The New Economic Model outlines three key benefits for businesses - to provide an equitable environment in which investors will thrive, an effective ecosystem for operations and an efficient market to facilitate investment.
On equitable environment, there will be due recognition of the rights and possibilities of business owners and the rule of law that allows businesses to manage their affairs with the assurance of a fair and credible legal system, the National Economic Advisory Council (NEAC) said in the New Economic Model for Malaysia Part 1 Report released here today.
It said entrepreneurs will be given the freedom to fully own their
businesses and work with partners they choose while intellectual assets will be protected.
Regulations for small and medium enterprises (SME) will be appropriate and proportionate to the risk faced by small businesses while business operations will be free from rent-seeking, quotas and preferential treatment.
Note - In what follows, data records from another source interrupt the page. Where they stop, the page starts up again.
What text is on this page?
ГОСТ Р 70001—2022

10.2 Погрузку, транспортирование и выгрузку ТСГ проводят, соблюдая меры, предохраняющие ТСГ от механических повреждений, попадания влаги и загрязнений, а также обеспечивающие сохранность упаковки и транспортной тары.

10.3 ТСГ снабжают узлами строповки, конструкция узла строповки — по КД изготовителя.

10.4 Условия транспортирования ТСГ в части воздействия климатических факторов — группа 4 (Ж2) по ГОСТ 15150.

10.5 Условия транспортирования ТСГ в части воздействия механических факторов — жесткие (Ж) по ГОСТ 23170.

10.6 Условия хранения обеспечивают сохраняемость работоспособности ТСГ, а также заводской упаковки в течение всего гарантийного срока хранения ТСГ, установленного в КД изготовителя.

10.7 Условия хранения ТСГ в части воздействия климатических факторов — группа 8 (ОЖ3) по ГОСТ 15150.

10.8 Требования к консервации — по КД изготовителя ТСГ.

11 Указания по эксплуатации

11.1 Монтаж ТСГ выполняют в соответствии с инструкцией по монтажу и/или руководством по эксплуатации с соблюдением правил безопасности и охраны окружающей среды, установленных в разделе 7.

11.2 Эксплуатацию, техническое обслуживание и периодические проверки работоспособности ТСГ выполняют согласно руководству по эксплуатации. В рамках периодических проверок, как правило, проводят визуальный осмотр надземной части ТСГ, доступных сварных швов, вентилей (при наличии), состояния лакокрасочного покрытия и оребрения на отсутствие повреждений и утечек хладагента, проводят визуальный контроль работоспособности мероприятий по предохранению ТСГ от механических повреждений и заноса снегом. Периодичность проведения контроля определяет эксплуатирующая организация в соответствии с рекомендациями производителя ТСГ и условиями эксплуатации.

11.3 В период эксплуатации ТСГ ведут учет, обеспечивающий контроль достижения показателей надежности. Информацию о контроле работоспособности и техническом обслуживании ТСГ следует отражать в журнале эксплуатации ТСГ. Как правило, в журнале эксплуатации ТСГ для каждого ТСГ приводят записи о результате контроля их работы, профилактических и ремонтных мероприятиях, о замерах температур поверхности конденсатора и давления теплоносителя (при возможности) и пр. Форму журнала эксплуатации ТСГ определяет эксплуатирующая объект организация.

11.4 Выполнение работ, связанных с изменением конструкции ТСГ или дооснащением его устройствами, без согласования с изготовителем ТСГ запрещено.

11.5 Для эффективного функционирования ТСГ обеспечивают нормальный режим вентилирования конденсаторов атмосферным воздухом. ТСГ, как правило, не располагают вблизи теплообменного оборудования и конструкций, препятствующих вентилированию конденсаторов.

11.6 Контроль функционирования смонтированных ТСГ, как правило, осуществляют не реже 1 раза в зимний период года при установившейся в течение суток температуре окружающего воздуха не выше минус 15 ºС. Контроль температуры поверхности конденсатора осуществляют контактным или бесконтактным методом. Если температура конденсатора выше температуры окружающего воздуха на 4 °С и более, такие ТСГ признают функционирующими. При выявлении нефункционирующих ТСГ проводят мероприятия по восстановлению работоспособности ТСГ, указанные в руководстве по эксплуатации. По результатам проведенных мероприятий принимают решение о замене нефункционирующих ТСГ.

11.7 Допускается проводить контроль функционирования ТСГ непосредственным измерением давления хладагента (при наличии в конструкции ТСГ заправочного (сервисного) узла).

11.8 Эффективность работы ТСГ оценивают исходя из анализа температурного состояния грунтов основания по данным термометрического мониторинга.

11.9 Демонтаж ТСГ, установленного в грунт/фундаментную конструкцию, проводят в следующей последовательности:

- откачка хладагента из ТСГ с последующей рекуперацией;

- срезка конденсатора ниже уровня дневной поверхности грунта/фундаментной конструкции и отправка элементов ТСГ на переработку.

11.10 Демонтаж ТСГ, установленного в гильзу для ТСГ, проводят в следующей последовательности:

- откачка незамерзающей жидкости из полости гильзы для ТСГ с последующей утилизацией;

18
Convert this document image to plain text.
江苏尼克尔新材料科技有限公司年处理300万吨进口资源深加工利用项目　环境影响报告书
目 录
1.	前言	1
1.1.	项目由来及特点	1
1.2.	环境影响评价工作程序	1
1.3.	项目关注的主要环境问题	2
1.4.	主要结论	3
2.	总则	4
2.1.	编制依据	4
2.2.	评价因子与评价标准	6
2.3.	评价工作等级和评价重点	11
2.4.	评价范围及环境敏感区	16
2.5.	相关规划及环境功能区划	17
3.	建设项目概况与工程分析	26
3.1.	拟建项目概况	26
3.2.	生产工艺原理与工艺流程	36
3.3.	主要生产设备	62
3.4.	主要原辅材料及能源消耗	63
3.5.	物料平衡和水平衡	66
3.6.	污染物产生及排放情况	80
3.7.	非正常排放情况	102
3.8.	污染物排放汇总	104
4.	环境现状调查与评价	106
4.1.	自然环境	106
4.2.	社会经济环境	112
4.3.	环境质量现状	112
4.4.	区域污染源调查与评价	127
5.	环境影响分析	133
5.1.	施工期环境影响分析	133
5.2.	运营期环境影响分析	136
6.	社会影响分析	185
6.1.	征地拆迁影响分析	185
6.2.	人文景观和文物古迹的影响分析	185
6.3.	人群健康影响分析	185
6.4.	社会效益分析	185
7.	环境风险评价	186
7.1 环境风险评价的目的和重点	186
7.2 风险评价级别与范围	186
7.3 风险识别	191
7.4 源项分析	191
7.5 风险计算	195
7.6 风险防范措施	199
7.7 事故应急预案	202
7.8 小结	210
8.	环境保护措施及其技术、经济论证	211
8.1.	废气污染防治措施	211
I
To provide an effective ecosystem for business operations, NEAC said the government will set up a transformation fund which will help entrepreneurs to have access to special assistance during the economic transition period.
It said approvals will be faster in public services while unnnecessary
licensing and undue regulatory burden will also be removed.
In terms of human capital, employers will enjoy an efficient access to the best talent they can afford and increased flexibility and timeliness of access to SME funding.
To ensure an efficient market to facilitate investment, NEAC said that there will be confidence in the openness and fairness of government tenders while entrepreneurs will thrive in liberalised sectors.
The council said the private sector will also have more opportunities to collaborate with the public sector and government-linked companies.
With minimal exceptions, NEAC said subsidies and price controls will also be eliminated to enhance more growth opportunities.